Sur la Table: Dabbling in French Macarons

Last week we dedicated a whole class to French macarons, this year’s new trend coming off the cupcake frenzy last year. From my observation, macarons haven’t created as much of a commotion as cupcakes, but nevertheless they are equally as fascinating to experiment with and taste.

Coconut macaron with rum cream filling

If you are not familiar with a French macaron, you may notice from above that it is not the coconut-covered mound most people think is a macaron. It’s quite the opposite in texture. They are delicate, airy, slightly crisp shells that sandwich a cream filling. The most exciting thing about macarons are the different combinations you can try. My two personal favorites so far: chocolate macaron with passionfruit filling, raspberry macaron with pistachio filling

Macaron Menu:

  • coconut macaron with rum cream filling
  • raspberry macaron with raspberry jam filling
  • green tea macaron with green tea cream filling
  • french vanilla macaron with chocolate ganache
  • chocolate macaron with chocolate custard cream

I assisted with the green tea macarons. For the students we had guides beneath the silpats to ensure all of the macarons were piped the same size. You want to pipe them on a silpat or parchment paper to ensure they come off.

A full sheet that looks a bit alien green to me, but luckily after baking they were more pale in color. The green tea flavor comes from using matcha green tea powder which you can find at a local Asian market.

A sheet with half green tea and half raspberry. I like the color combination together. It’d be a cute baby shower theme- lime and pink.

Here are the green tea ones filled. The students were a little skimpy on the cream. I would have put more 🙂

A close up on the raspberry macarons.
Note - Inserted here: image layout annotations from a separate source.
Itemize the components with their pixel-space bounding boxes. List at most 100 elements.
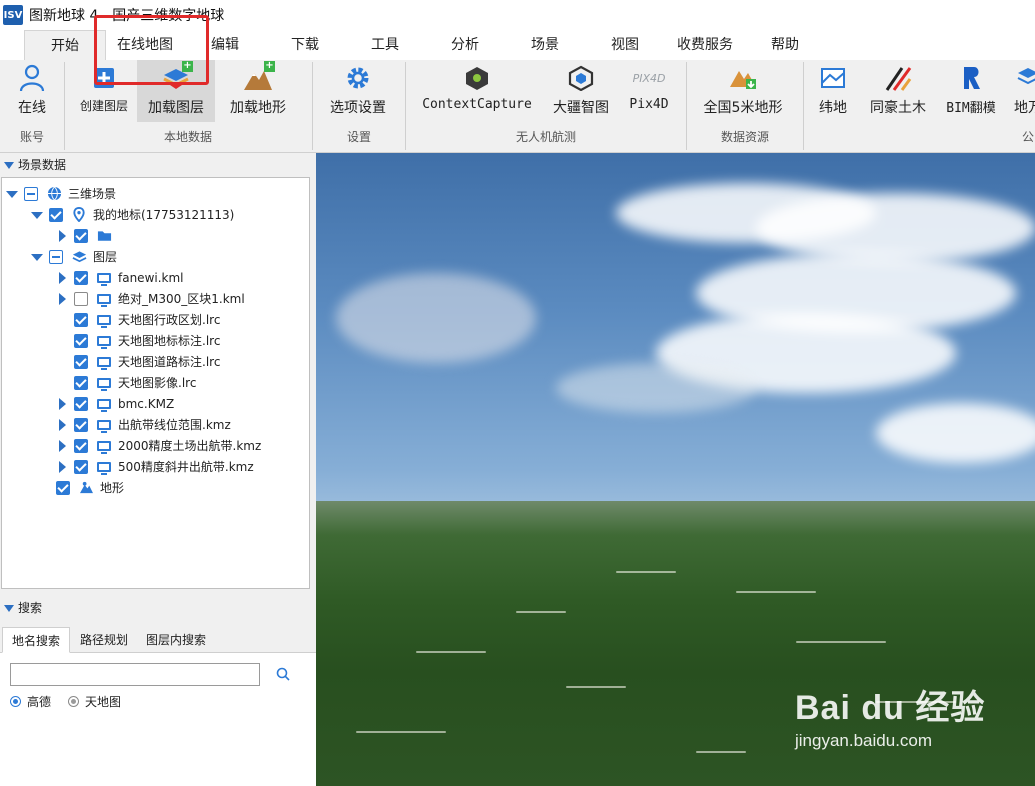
tab-paid-services[interactable]: 收费服务: [668, 30, 742, 60]
node-checkbox[interactable]: [74, 228, 88, 243]
left-panel: 场景数据 三维场景 我的地标(17753121113) 图层 fanewi.km…: [0, 153, 316, 786]
tonghao-button[interactable]: 同豪土木: [862, 60, 934, 122]
group-separator: [803, 62, 804, 150]
node-checkbox[interactable]: [74, 459, 88, 474]
terrain-streak: [516, 611, 566, 613]
pix4d-button[interactable]: PIX4D Pix4D: [622, 60, 676, 122]
tree-node-layer[interactable]: fanewi.kml: [56, 267, 184, 288]
tree-node-my-landmarks[interactable]: 我的地标(17753121113): [31, 204, 234, 225]
weidi-icon: [818, 63, 848, 93]
tab-scene[interactable]: 场景: [512, 30, 578, 60]
collapse-arrow-icon: [4, 605, 14, 612]
scene-data-header[interactable]: 场景数据: [0, 154, 316, 176]
options-settings-label: 选项设置: [330, 100, 386, 116]
tree-node-layer[interactable]: 500精度斜井出航带.kmz: [56, 456, 254, 477]
tab-help[interactable]: 帮助: [752, 30, 818, 60]
tab-view[interactable]: 视图: [592, 30, 658, 60]
radio-gaode[interactable]: 高德: [10, 693, 51, 710]
dajiang-button[interactable]: 大疆智图: [546, 60, 616, 122]
tab-analysis[interactable]: 分析: [432, 30, 498, 60]
monitor-icon: [96, 292, 112, 307]
monitor-icon: [96, 355, 112, 370]
terrain-streak: [416, 651, 486, 653]
tree-node-layer[interactable]: 天地图地标标注.lrc: [74, 330, 220, 351]
tree-node-folder[interactable]: [56, 225, 118, 246]
bim-button[interactable]: BIM翻模: [938, 60, 1004, 122]
expand-arrow-icon[interactable]: [56, 271, 68, 284]
expand-arrow-icon[interactable]: [56, 460, 68, 473]
tab-route-planning[interactable]: 路径规划: [72, 627, 136, 653]
tree-node-layer[interactable]: 绝对_M300_区块1.kml: [56, 288, 245, 309]
expand-arrow-icon[interactable]: [56, 229, 68, 242]
terrain-streak: [696, 751, 746, 753]
contextcapture-button[interactable]: ContextCapture: [418, 60, 536, 122]
node-checkbox[interactable]: [56, 480, 70, 495]
node-checkbox[interactable]: [74, 354, 88, 369]
mountain-icon: +: [243, 61, 275, 93]
expand-arrow-icon[interactable]: [31, 209, 43, 221]
group-label-settings: 设置: [346, 130, 371, 144]
tree-node-layer[interactable]: 出航带线位范围.kmz: [56, 414, 231, 435]
node-checkbox[interactable]: [49, 207, 63, 222]
bim-icon: [956, 63, 986, 93]
node-checkbox[interactable]: [24, 186, 38, 201]
more-button[interactable]: 地万: [1008, 60, 1035, 122]
search-title: 搜索: [18, 601, 43, 615]
expand-arrow-icon[interactable]: [31, 251, 43, 263]
node-checkbox[interactable]: [74, 396, 88, 411]
tree-node-label: 天地图道路标注.lrc: [118, 355, 221, 369]
monitor-icon: [96, 397, 112, 412]
tree-node-label: 2000精度土场出航带.kmz: [118, 439, 262, 453]
tree-node-layer[interactable]: bmc.KMZ: [56, 393, 174, 414]
options-settings-button[interactable]: 选项设置: [322, 60, 394, 122]
monitor-icon: [96, 439, 112, 454]
dajiang-icon: [566, 63, 596, 93]
tree-node-layer[interactable]: 天地图行政区划.lrc: [74, 309, 220, 330]
node-checkbox[interactable]: [74, 375, 88, 390]
tree-node-label: 三维场景: [68, 187, 117, 201]
group-separator: [312, 62, 313, 150]
node-checkbox[interactable]: [74, 270, 88, 285]
monitor-icon: [96, 313, 112, 328]
tab-tools[interactable]: 工具: [352, 30, 418, 60]
tonghao-label: 同豪土木: [870, 100, 926, 116]
watermark-url: jingyan.baidu.com: [795, 731, 933, 750]
expand-arrow-icon[interactable]: [56, 397, 68, 410]
monitor-icon: [96, 271, 112, 286]
terrain-5m-button[interactable]: 全国5米地形: [694, 60, 792, 122]
search-header[interactable]: 搜索: [0, 597, 316, 619]
tab-place-search[interactable]: 地名搜索: [2, 627, 70, 653]
node-checkbox[interactable]: [74, 312, 88, 327]
tree-node-terrain[interactable]: 地形: [56, 477, 124, 498]
contextcapture-label: ContextCapture: [422, 97, 532, 112]
expand-arrow-icon[interactable]: [56, 292, 68, 305]
tonghao-icon: [883, 63, 913, 93]
pix4d-icon: PIX4D: [632, 71, 666, 85]
expand-arrow-icon[interactable]: [56, 418, 68, 431]
group-separator: [405, 62, 406, 150]
terrain-streak: [616, 571, 676, 573]
expand-arrow-icon[interactable]: [56, 439, 68, 452]
load-terrain-button[interactable]: + 加载地形: [222, 60, 294, 122]
node-checkbox[interactable]: [49, 249, 63, 264]
tree-node-layers[interactable]: 图层: [31, 246, 117, 267]
radio-button[interactable]: [68, 696, 79, 707]
tree-node-layer[interactable]: 2000精度土场出航带.kmz: [56, 435, 261, 456]
tree-node-layer[interactable]: 天地图影像.lrc: [74, 372, 196, 393]
cloud: [756, 193, 1035, 263]
node-checkbox[interactable]: [74, 417, 88, 432]
node-checkbox[interactable]: [74, 291, 88, 306]
search-icon[interactable]: [276, 667, 290, 684]
radio-button[interactable]: [10, 696, 21, 707]
expand-arrow-icon[interactable]: [6, 188, 18, 200]
tree-node-3d-scene[interactable]: 三维场景: [6, 183, 116, 204]
node-checkbox[interactable]: [74, 333, 88, 348]
tree-node-layer[interactable]: 天地图道路标注.lrc: [74, 351, 220, 372]
radio-tianditu[interactable]: 天地图: [68, 693, 121, 710]
search-input[interactable]: [10, 663, 260, 686]
node-checkbox[interactable]: [74, 438, 88, 453]
tab-layer-search[interactable]: 图层内搜索: [138, 627, 214, 653]
weidi-button[interactable]: 纬地: [810, 60, 856, 122]
tab-download[interactable]: 下载: [272, 30, 338, 60]
online-button[interactable]: 在线: [4, 60, 60, 122]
Sorry a little fuzzy. The buttercream filling was amazing. The tartness of the cream balanced went well with the sweetness of the shells.

The chocolate macarons waiting to go in the oven.
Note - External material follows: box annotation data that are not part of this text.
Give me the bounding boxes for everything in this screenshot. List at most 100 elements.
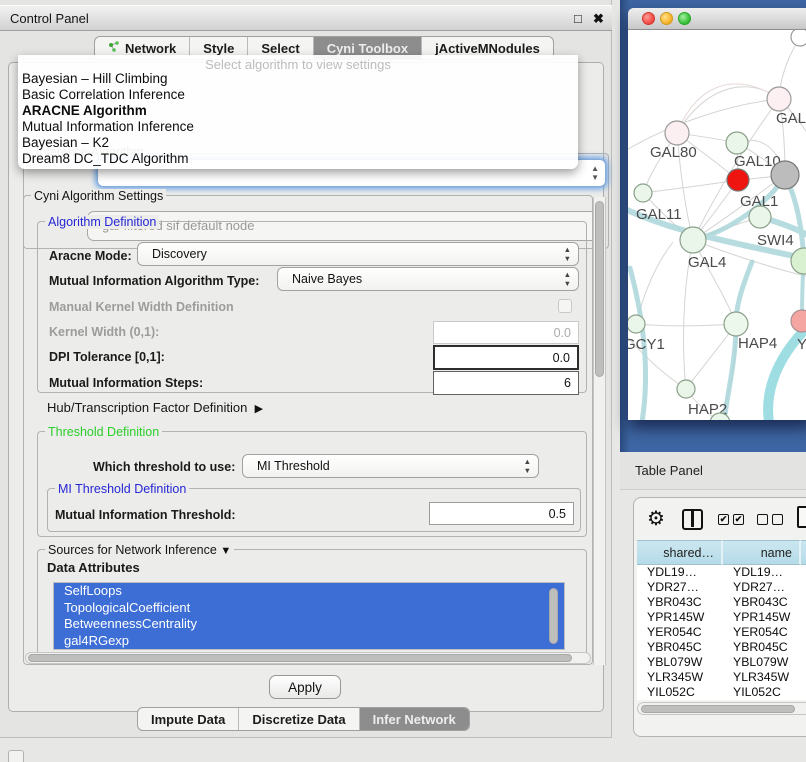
unchecked-pair-icon[interactable] [757, 514, 783, 525]
network-node[interactable] [771, 161, 799, 189]
table-row[interactable]: YPR145WYPR145W9. [637, 610, 806, 625]
column-header[interactable]: name [723, 540, 801, 565]
list-item[interactable]: gal4RGexp [54, 633, 564, 650]
table-hscrollbar[interactable] [637, 702, 806, 715]
table-cell[interactable]: 13 [801, 565, 806, 580]
table-cell[interactable]: YBR043C [637, 595, 723, 610]
list-item[interactable]: TopologicalCoefficient [54, 600, 564, 617]
settings-hscrollbar-thumb[interactable] [28, 654, 572, 662]
table-cell[interactable]: YPR145W [723, 610, 801, 625]
which-threshold-label: Which threshold to use: [93, 460, 235, 474]
close-panel-icon[interactable]: ✖ [593, 11, 604, 27]
table-row[interactable]: YBR045CYBR045C9. [637, 640, 806, 655]
dpi-tolerance-field[interactable]: 0.0 [433, 345, 579, 370]
mi-steps-field[interactable]: 6 [433, 371, 579, 395]
network-node-gal11[interactable] [634, 184, 652, 202]
table-cell[interactable]: 9 [801, 685, 806, 700]
list-item[interactable]: BetweennessCentrality [54, 616, 564, 633]
network-node-gal7[interactable] [767, 87, 791, 111]
settings-vscrollbar[interactable] [593, 197, 606, 665]
table-row[interactable]: YBR043CYBR043C [637, 595, 806, 610]
which-threshold-combobox[interactable]: MI Threshold ▲▼ [242, 454, 539, 478]
aracne-mode-combobox[interactable]: Discovery ▲▼ [137, 242, 579, 266]
table-cell[interactable]: YDR27… [723, 580, 801, 595]
network-node-gcy1[interactable] [628, 315, 645, 333]
network-node-hap2[interactable] [677, 380, 695, 398]
network-node-gal4[interactable] [680, 227, 706, 253]
mi-threshold-field[interactable]: 0.5 [429, 502, 574, 525]
gear-icon[interactable]: ⚙ [647, 506, 665, 531]
network-node-gal1[interactable] [727, 169, 749, 191]
table-panel-title: Table Panel [635, 463, 703, 478]
table-cell[interactable]: YLR345W [637, 670, 723, 685]
network-node-gal80[interactable] [665, 121, 689, 145]
table-row[interactable]: YBL079WYBL079W [637, 655, 806, 670]
table-cell[interactable] [801, 655, 806, 670]
stepper-arrows-icon: ▲▼ [524, 458, 531, 475]
table-cell[interactable]: YDR27… [637, 580, 723, 595]
network-node[interactable] [791, 248, 806, 274]
settings-vscrollbar-thumb[interactable] [595, 201, 604, 377]
table-cell[interactable]: YER054C [723, 625, 801, 640]
table-cell[interactable]: YLR345W [723, 670, 801, 685]
manual-kernel-checkbox[interactable] [558, 299, 572, 313]
dropdown-item[interactable]: Basic Correlation Inference [18, 87, 578, 103]
table-cell[interactable]: 9. [801, 640, 806, 655]
network-canvas[interactable]: GAL7GAL80GAL10GAL1GAL11SWI4GAL4GCY1HAP4Y… [628, 30, 806, 420]
table-row[interactable]: YDR27…YDR27…12 [637, 580, 806, 595]
network-node-swi4[interactable] [749, 206, 771, 228]
bottom-tab-infer-network[interactable]: Infer Network [360, 708, 469, 730]
table-row[interactable]: YER054CYER054C8. [637, 625, 806, 640]
table-cell[interactable]: YIL052C [637, 685, 723, 700]
bottom-tab-impute-data[interactable]: Impute Data [138, 708, 239, 730]
column-header[interactable]: A [801, 540, 806, 565]
table-hscrollbar-thumb[interactable] [641, 705, 795, 713]
settings-hscrollbar[interactable] [25, 652, 591, 664]
file-icon[interactable] [797, 506, 806, 528]
list-vscrollbar-thumb[interactable] [549, 588, 558, 644]
table-cell[interactable]: 9. [801, 610, 806, 625]
table-cell[interactable]: YBR045C [637, 640, 723, 655]
table-cell[interactable]: 12 [801, 580, 806, 595]
table-cell[interactable]: YBL079W [637, 655, 723, 670]
table-cell[interactable]: YPR145W [637, 610, 723, 625]
dropdown-item[interactable]: Mutual Information Inference [18, 119, 578, 135]
minimize-traffic-light[interactable] [660, 12, 673, 25]
table-cell[interactable] [801, 595, 806, 610]
hub-definition-label: Hub/Transcription Factor Definition [47, 400, 247, 415]
table-cell[interactable]: 9. [801, 670, 806, 685]
close-traffic-light[interactable] [642, 12, 655, 25]
float-panel-icon[interactable]: □ [574, 11, 582, 26]
table-cell[interactable]: YBL079W [723, 655, 801, 670]
dropdown-item[interactable]: Dream8 DC_TDC Algorithm [18, 151, 578, 167]
table-cell[interactable]: YDL19… [723, 565, 801, 580]
network-node-hap4[interactable] [724, 312, 748, 336]
columns-icon[interactable] [682, 509, 703, 530]
kernel-width-field[interactable]: 0.0 [433, 321, 579, 344]
table-row[interactable]: YDL19…YDL19…13 [637, 565, 806, 580]
network-node[interactable] [791, 30, 806, 46]
table-cell[interactable]: YBR043C [723, 595, 801, 610]
apply-button[interactable]: Apply [269, 675, 341, 699]
table-cell[interactable]: YDL19… [637, 565, 723, 580]
mi-type-combobox[interactable]: Naive Bayes ▲▼ [277, 267, 579, 291]
sources-toggle[interactable]: Sources for Network Inference ▼ [45, 543, 234, 557]
minimized-panel-icon[interactable] [8, 750, 24, 762]
bottom-tab-discretize-data[interactable]: Discretize Data [239, 708, 359, 730]
network-node-y[interactable] [791, 310, 806, 332]
zoom-traffic-light[interactable] [678, 12, 691, 25]
column-header[interactable]: shared… [637, 540, 723, 565]
network-node-gal10[interactable] [726, 132, 748, 154]
table-row[interactable]: YLR345WYLR345W9. [637, 670, 806, 685]
table-cell[interactable]: YBR045C [723, 640, 801, 655]
table-cell[interactable]: YIL052C [723, 685, 801, 700]
dropdown-item[interactable]: Bayesian – Hill Climbing [18, 71, 578, 87]
dropdown-item[interactable]: Bayesian – K2 [18, 135, 578, 151]
checked-pair-icon[interactable]: ✔✔ [718, 514, 744, 525]
table-row[interactable]: YIL052CYIL052C9 [637, 685, 806, 700]
dropdown-item[interactable]: ARACNE Algorithm [18, 103, 578, 119]
table-cell[interactable]: YER054C [637, 625, 723, 640]
list-item[interactable]: SelfLoops [54, 583, 564, 600]
hub-definition-toggle[interactable]: Hub/Transcription Factor Definition ▶ [47, 400, 263, 415]
table-cell[interactable]: 8. [801, 625, 806, 640]
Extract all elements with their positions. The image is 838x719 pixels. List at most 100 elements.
Filled with the chocolate custard. Sigh I can remember it so clearly. It was like a little delicate chocolate souffle bite, specially when eaten warm. We couldn’t really wait for them to cool.
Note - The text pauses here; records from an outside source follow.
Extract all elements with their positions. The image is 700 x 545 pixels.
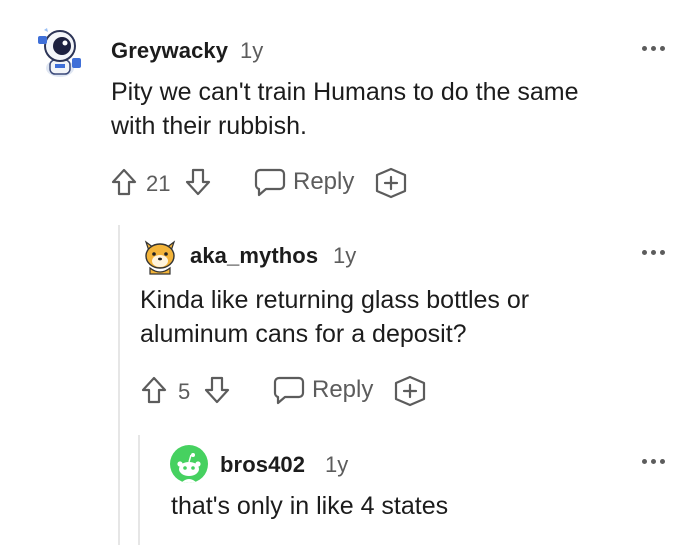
shiba-avatar-icon[interactable] (140, 236, 180, 276)
comment-timestamp[interactable]: 1y (240, 38, 263, 64)
downvote-button[interactable] (184, 167, 212, 197)
snoo-avatar-icon[interactable] (170, 445, 208, 483)
award-button[interactable] (374, 167, 408, 199)
reply-button[interactable]: Reply (254, 165, 354, 199)
upvote-button[interactable] (110, 167, 138, 197)
reply-button[interactable]: Reply (273, 373, 373, 407)
comment-username[interactable]: aka_mythos (190, 243, 318, 269)
upvote-button[interactable] (140, 375, 168, 405)
award-button[interactable] (393, 375, 427, 407)
vote-count: 21 (146, 171, 171, 196)
upvote-icon (141, 376, 167, 404)
comment-timestamp[interactable]: 1y (325, 452, 348, 478)
more-options-icon[interactable] (642, 457, 666, 465)
downvote-icon (185, 168, 211, 196)
speech-bubble-icon (254, 168, 286, 197)
comment-body: Kinda like returning glass bottles or al… (140, 283, 680, 351)
upvote-icon (111, 168, 137, 196)
comment-body-line: Kinda like returning glass bottles or (140, 286, 530, 314)
comment-username[interactable]: bros402 (220, 452, 305, 478)
more-options-icon[interactable] (642, 44, 666, 52)
thread-line-level-2[interactable] (138, 435, 140, 545)
astronaut-avatar-icon[interactable] (34, 24, 86, 78)
comment-username[interactable]: Greywacky (111, 38, 228, 64)
speech-bubble-icon (273, 376, 305, 405)
award-plus-icon (394, 375, 426, 407)
more-options-icon[interactable] (642, 248, 666, 256)
reply-label: Reply (293, 168, 355, 195)
award-plus-icon (375, 167, 407, 199)
comment-body-line: aluminum cans for a deposit? (140, 320, 467, 348)
vote-count: 5 (178, 379, 191, 404)
downvote-icon (204, 376, 230, 404)
comment-body: Pity we can't train Humans to do the sam… (111, 75, 671, 143)
comment-body-line: that's only in like 4 states (171, 492, 449, 520)
comment-body-line: with their rubbish. (111, 112, 307, 140)
comment-timestamp[interactable]: 1y (333, 243, 356, 269)
comment-body: that's only in like 4 states (171, 489, 671, 523)
thread-line-level-1[interactable] (118, 225, 120, 545)
comment-body-line: Pity we can't train Humans to do the sam… (111, 78, 579, 106)
downvote-button[interactable] (203, 375, 231, 405)
reply-label: Reply (312, 376, 374, 403)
Coconut macarons cooling. I was very excited that they had the little feet (the ridges at the bottom).

Filled with rum cream. A little too strong for me but the combination with the coconut was heavenly. By far my favorite from the class.

Vanilla bean macarons filled with chocolate custard cream.

As you can see there weren’t many done ones to photograph. We kept tasting them. I probably ate 10 and did not feel too well after the major sugar overload. However I would absolutely do it again for the sake of trying more macarons.

This is a good class to take to learn the technique for macarons. In general, they are temperamental so don’t get discouraged if they don’t come out perfect the first time.